Selective Neuronal Vulnerability in Neurodegeneration

Selective vulnerability of brain regions and specific neural populations in neurodegeneration remains little understood. We hypothesize that pre-existing physiological differences in neurons and in surrounding glia across brain regions are likely to contribute to their selective vulnerability in disease. Spinocerebellar Ataxia type 1 (SCA1) is a dominantly inherited neurodegenerative disease caused by an abnormal expansion of polyglutamine (polyQ) repeats in the ATXN1 protein and characterized by early and severe cerebellar degeneration. Using histological approaches, we first demonstrated that the cerebellum of SCA1 mice does not undergo degeneration uniformly with worse Purkinje cell atrophy and gliosis in the posterior vermis, as seen in patients with SCA1. Using our novel region-specific dissection method and RNA sequencing, we identified genes and pathways across these three cerebellar cortical regions in wild-type and in SCA1 mice that may underlie different vulnerability.

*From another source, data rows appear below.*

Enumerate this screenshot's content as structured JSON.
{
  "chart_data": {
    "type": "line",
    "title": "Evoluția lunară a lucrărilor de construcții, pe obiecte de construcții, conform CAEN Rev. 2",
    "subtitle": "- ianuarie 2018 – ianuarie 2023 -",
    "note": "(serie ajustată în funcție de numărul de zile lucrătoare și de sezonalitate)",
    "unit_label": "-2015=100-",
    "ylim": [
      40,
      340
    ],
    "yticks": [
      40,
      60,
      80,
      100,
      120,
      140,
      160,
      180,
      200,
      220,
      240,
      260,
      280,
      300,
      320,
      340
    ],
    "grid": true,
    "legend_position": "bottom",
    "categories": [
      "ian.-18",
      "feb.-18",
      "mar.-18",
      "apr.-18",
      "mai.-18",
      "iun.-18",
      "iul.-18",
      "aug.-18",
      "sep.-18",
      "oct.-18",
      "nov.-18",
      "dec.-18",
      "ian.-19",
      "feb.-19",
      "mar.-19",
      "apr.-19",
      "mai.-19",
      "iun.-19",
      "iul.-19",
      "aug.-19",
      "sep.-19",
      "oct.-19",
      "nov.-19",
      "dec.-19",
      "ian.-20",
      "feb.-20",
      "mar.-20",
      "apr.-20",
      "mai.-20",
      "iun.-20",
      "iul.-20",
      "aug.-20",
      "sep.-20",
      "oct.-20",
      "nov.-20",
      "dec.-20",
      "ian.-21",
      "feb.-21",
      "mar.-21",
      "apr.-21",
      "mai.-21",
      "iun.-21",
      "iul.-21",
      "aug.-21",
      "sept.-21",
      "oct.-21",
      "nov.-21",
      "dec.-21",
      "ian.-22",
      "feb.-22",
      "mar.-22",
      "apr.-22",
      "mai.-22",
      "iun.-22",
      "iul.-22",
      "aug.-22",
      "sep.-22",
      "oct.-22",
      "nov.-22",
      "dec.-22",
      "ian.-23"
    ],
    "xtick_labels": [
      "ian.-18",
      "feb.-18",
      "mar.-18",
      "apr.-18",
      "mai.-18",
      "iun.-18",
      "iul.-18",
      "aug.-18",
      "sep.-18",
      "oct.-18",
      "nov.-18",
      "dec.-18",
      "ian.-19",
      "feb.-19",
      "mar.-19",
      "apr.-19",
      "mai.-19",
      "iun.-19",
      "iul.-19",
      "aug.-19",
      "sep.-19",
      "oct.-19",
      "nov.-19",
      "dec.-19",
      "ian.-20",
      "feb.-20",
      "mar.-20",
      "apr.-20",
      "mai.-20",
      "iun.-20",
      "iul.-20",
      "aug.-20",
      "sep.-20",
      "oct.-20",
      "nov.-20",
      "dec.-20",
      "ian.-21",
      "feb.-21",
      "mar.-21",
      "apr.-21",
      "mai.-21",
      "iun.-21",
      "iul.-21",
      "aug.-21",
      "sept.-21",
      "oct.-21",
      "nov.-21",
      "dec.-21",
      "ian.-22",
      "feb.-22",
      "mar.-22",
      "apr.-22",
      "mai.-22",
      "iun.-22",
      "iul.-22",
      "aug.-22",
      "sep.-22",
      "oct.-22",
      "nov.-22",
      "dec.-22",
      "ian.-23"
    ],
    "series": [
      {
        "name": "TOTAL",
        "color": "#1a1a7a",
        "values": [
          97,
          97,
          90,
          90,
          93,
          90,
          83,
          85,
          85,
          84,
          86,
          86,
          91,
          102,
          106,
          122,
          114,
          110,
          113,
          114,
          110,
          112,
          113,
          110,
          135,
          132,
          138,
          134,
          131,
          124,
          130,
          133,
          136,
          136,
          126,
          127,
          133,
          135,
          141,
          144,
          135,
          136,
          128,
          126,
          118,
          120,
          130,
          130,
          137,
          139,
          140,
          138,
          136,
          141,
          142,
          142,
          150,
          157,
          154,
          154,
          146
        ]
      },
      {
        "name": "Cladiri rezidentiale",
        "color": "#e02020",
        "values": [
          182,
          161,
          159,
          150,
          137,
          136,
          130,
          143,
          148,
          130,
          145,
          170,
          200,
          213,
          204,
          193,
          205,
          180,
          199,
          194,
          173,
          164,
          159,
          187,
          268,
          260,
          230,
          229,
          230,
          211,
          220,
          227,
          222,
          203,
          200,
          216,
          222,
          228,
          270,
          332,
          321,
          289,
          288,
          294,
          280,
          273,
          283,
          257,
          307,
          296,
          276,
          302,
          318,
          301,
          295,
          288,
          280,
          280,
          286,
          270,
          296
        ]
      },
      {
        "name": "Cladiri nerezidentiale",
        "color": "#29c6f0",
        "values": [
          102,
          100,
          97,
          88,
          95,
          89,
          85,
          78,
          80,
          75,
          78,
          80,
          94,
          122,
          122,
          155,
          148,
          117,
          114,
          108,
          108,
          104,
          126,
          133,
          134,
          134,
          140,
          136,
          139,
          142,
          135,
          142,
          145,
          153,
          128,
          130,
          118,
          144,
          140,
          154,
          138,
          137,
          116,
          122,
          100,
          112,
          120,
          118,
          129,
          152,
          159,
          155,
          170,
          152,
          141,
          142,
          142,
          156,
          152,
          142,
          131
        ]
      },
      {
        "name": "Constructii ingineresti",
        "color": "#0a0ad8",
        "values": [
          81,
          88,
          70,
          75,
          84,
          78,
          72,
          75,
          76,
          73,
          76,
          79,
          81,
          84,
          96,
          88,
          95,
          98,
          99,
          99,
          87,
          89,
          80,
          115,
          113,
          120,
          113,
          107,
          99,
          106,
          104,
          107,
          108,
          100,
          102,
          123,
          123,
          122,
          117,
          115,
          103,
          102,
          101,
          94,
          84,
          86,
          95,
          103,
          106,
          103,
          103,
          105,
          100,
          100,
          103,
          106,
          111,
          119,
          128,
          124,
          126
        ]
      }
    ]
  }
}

Finally, using fiber photometry we examined whether these histological and molecular pathologies result in different extent of neuronal dysfunctions in SCA1. This knowledge will increase our understanding of intraregional cellular, molecular and functional Purkinje cell differences in physiology and pathology.

Learning Objectives:

1. Discuss how inter- and intraregional heterogeneity of neurons and glia is a key characteristic of a healthy brain, while selective regional neuronal vulnerability and gliosis is a key feature of neurodegenerative diseases.

2. Discuss how molecular differences underlying inter-and intraregional heterogeneity of the brain likely contribute to selective vulnerability in brain disease.

3. Explain how larger cellular and molecular changes correlate with neuronal dysfunction in vulnerable regions, indicating that there is a threshold for dysfunction and/or compensatory changes in disease resistant regions.